•35•

6.7K 266 26
                                    

Pierwsza noc w moim nowym łóżku. Spało mi się niesamowicie, do czego przyczynił się pewnie Harry. Minęły 2 dni od naszego pogodzenia się. Na dobrą sprawę dopiero dziś powinien móc się odezwać co znaczyło, że pewnie ma wizytę u lekarza. Ciekawa szturchnęłam chłopaka lekko w ramię powodując, że wstał.

- Co jest takiego ważnego, że mnie budzisz? - mruknął niezadowolony.

- Mylę się myśląc, że masz dziś wizytę u lekarza? - zapytałam bez zbędnych ceremoniałów. Zmarszczył brwi.

- Możliwe - jęknął chowając twarz w poduszkę.

- Harry - westchnęłam - To poważna sprawa. Co jeśli nie wyleczyły Ci się te guzy?

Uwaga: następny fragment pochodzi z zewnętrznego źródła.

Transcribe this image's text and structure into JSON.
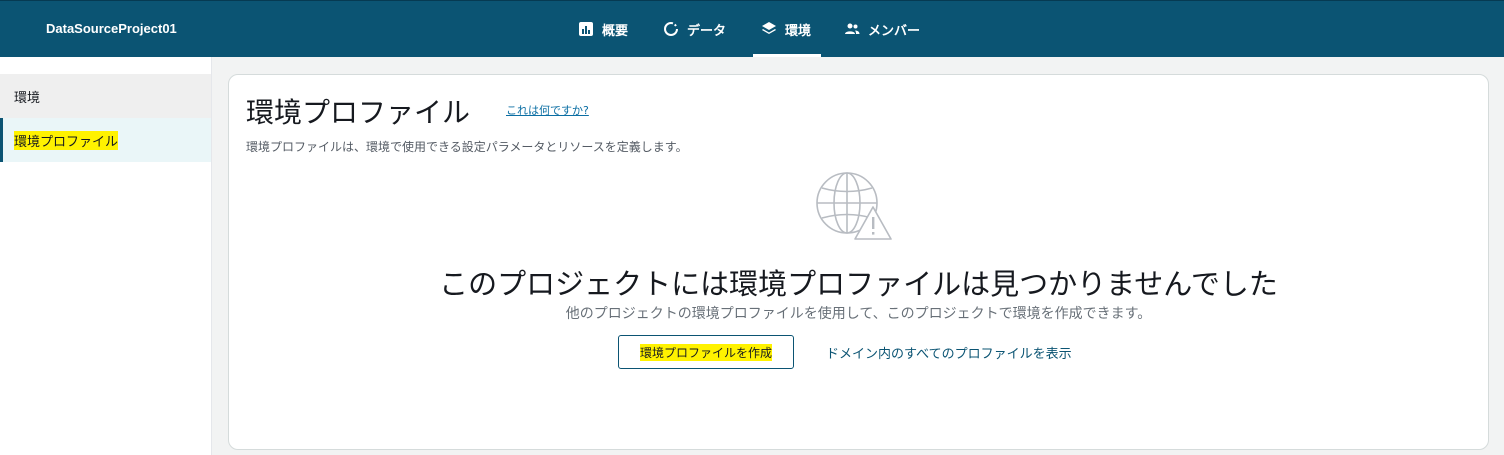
{
  "header": {
    "project_name": "DataSourceProject01",
    "tabs": [
      {
        "label": "概要",
        "icon": "bar-chart-icon"
      },
      {
        "label": "データ",
        "icon": "circle-refresh-icon"
      },
      {
        "label": "環境",
        "icon": "layers-icon",
        "active": true
      },
      {
        "label": "メンバー",
        "icon": "users-icon"
      }
    ]
  },
  "sidebar": {
    "items": [
      {
        "label": "環境"
      },
      {
        "label": "環境プロファイル",
        "selected": true
      }
    ]
  },
  "main": {
    "title": "環境プロファイル",
    "help_link": "これは何ですか?",
    "description": "環境プロファイルは、環境で使用できる設定パラメータとリソースを定義します。",
    "empty_state": {
      "icon": "globe-warning-icon",
      "title": "このプロジェクトには環境プロファイルは見つかりませんでした",
      "subtitle": "他のプロジェクトの環境プロファイルを使用して、このプロジェクトで環境を作成できます。",
      "create_button": "環境プロファイルを作成",
      "view_all_link": "ドメイン内のすべてのプロファイルを表示"
    }
  },
  "colors": {
    "nav_bg": "#0b5473",
    "accent": "#0b5473",
    "highlight": "#fff200"
  }
}
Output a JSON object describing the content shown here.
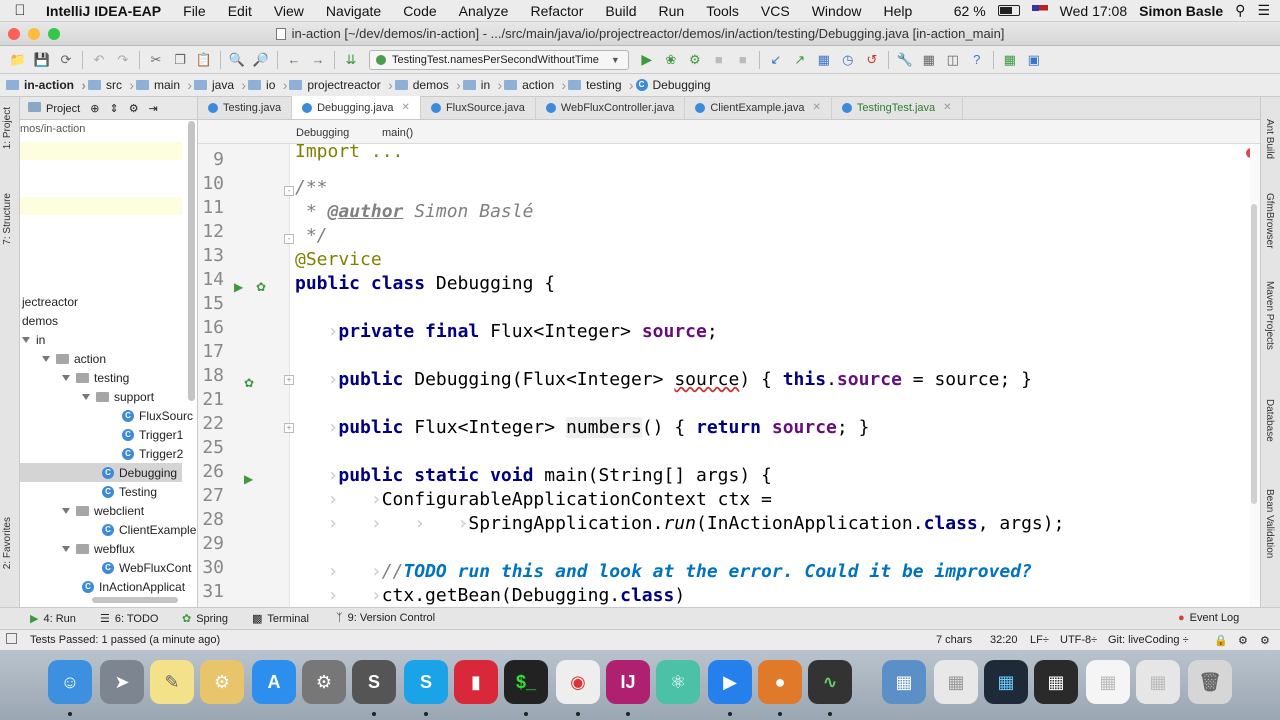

- Nawet tak nie mów - odpowiedział zdenerwowany, po czym cały się spiął. Przyciągnęłam go do siebie blisko, całując we włosy.

- Będzie dobrze - zapewniłam go - Na którą jesteś umówiony?

- 12 - odsunął się ode mnie - Chyba - spojrzałam na zegar i zamarłam. 11:12.

- Cholera, Harry! - krzyknęłam spanikowana - Szybko sprawdzaj na którą.

- 12 - rzucił od niechcenia.

- A widziałeś która jest? - rzuciłam w niego poduszką. Jego oczy powiększyły się do nienaturalnych rozmiarów. Zerwał się z miejsca biegnąc do kuchni. Chwycił dwa rogale, po czym podał mi jednego. Wskoczył do łazienki, ogarnął się i pozwolił mi wejść. Przygotowana pospiesznym krokiem udałam się w stronę chłopaka czekającego na korytarzu.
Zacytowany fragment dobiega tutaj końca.